The grandeur of this trip hasn’t hit me yet and I’m beginning to wonder if it ever will. Maybe it’ a sign I have become callous to the word ‘home’ as a physical destination and recognise it as the place my family resides any given moment. Whereever they are is my home, and an attachment to any single house or town proves to be trivial and fleeting. I know well enough that houses come and go; they are planks nailed together, drywall glued into place, and comparatively weak structures when put against nature and its whims. One should never value a shelter over the people it protects, an attitude that completely dissolves the issue of homesickness. Maybe I’ve become acclimated to this kind of life, one where constant movement is as inevitable as Palin and Trump’s rapid political demise (what happened to credibility) and your ability to embrace the unknown is a distinguishing factor for success. Maybe it’s the fatigue talking. I am writing this while my comrades are sleeping, after all. Jet lag and constant day light and general exhaustion take a toll, but nothing comes before updating Squeaky Robot.
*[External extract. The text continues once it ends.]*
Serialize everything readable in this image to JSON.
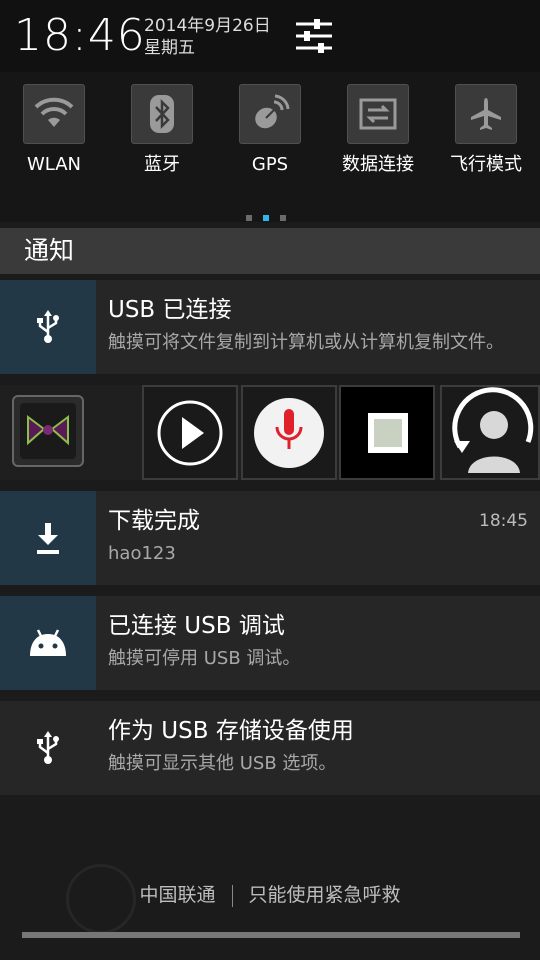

We are going to my birthday dinner later! Because it’s my birthday!! In light of everything, I keep on forgetting this. And sites like the Church of the Savior on Blood (above) leave me constantly mesermized and pensive, thinking about everything but myself and sometimes nothing at all. JUST LOOK AT IT. But I am officially no longer a confused awkward teenager, but simply a confused awkward adult!
My day was made early on when out hostel proprietor, who speaks no english, told me my russian was very good. It was euphoric, self-affirming, and overall a great compliment for something I’ve been working hard towards for two years. I look forward to making many mistakes and inadvertantly offending
Clearly this scattered post reflects my scattered mind. There’s no ‘flow’ or theme or any linking quality, but it will have to do for now, and you will have to eat my thought nuggets regardless if they’re tasty or not!
I leave you with the inside of the aformentioned church. How can I remember its my birthday with this IN FRONT OF MY FACE?